Las cenizas de Isabel
La influencer ya ha sido incinerada y su marido ha metido parte de sus cenizas en un corazón. “Este corazón, con las cenizas de Bel dentro, quiero llevarlo conmigo. No como algo pesado, sino como compañía. Como un recordatorio de todo lo que fuimos y del amor que nunca dejó de existir. Un día, llevaré este corazón al lugar que más soñaste visitar. Y allí estaré con nuestro hijo”, explicaba sobre ese objeto.

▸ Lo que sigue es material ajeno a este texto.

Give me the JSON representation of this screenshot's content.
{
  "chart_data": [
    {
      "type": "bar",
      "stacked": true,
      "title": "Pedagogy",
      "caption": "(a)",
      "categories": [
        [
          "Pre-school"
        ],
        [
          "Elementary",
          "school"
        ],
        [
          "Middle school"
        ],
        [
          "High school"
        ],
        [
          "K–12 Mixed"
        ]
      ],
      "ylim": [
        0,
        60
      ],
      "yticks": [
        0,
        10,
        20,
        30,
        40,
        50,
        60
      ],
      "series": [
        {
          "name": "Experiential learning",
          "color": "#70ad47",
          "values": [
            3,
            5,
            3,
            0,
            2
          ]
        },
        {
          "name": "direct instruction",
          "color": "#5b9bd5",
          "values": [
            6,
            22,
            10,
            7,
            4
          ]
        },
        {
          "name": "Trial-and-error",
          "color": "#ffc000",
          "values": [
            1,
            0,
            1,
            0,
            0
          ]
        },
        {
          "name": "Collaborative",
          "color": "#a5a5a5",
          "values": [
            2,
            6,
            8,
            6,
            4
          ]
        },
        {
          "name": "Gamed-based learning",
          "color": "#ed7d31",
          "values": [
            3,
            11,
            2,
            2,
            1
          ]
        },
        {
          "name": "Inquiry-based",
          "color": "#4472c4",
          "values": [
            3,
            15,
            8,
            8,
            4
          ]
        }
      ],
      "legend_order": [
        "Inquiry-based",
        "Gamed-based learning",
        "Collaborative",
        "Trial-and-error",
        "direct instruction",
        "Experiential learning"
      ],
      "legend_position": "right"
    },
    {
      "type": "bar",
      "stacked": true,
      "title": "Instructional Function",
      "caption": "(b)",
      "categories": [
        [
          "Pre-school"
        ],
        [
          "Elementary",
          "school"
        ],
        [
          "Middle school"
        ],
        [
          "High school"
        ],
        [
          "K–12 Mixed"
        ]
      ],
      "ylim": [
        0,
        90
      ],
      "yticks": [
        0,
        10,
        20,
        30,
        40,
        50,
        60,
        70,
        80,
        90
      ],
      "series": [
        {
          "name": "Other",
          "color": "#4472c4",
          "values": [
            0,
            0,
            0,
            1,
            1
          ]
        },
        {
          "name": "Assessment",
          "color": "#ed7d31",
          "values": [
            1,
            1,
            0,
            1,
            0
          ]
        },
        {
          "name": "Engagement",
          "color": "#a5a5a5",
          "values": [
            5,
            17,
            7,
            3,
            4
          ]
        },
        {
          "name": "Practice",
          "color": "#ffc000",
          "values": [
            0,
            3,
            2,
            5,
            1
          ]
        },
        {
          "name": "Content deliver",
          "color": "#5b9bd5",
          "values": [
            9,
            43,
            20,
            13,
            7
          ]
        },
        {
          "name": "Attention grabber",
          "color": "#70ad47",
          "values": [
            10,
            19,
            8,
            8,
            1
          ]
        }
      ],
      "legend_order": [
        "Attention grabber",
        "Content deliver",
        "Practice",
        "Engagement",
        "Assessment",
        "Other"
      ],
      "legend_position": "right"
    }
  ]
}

“Le contaré quién eras, cómo amaste, cómo luchaste, cómo viviste intensamente incluso cuando todo parecía imposible. Quiero que sienta, aunque sea en silencio, que un trocito de ti se quedó aquí. En mí. En él. En nuestra historia. No te convertiste en ausencia. Te convertiste en raíz”, terminaba admitiendo.
Refugiándose en su hijo
Ha encontrado en las redes el lugar donde expresar todo el dolor que lleva dentro y la esperanza junto a su hijo. “Que nuestros días sean ligeros, como la brisa que Dios sopla para calmar el corazón. Que Él me dé fuerzas para ofrecerte una vida digna, hijo mío, aun cuando el cansancio y la añoranza me pesen. Sé que no será fácil seguir adelante sin mi esposa a mi lado, pero el amor que nos unió me dará fuerzas para continuar”, expresaba sobre el camino que ahora debe emprender solo.
Y ya le ha prometido a su hijo “ser refugio, cuidado y presencia en cada etapa de tu vida. Te enseñaré a amar, a respetar, a tener fe y a nunca rendirte, aun cuando todo parezca difícil. Haré de cada día una oportunidad para verte sonreír y para demostrarte que siempre serás profundamente amado”.
Ahora le quedan días difíciles por delante, pero seguro que su hijo le da las fuerzas para seguir adelante. Y a Isabel, solo desearle que descanse en paz.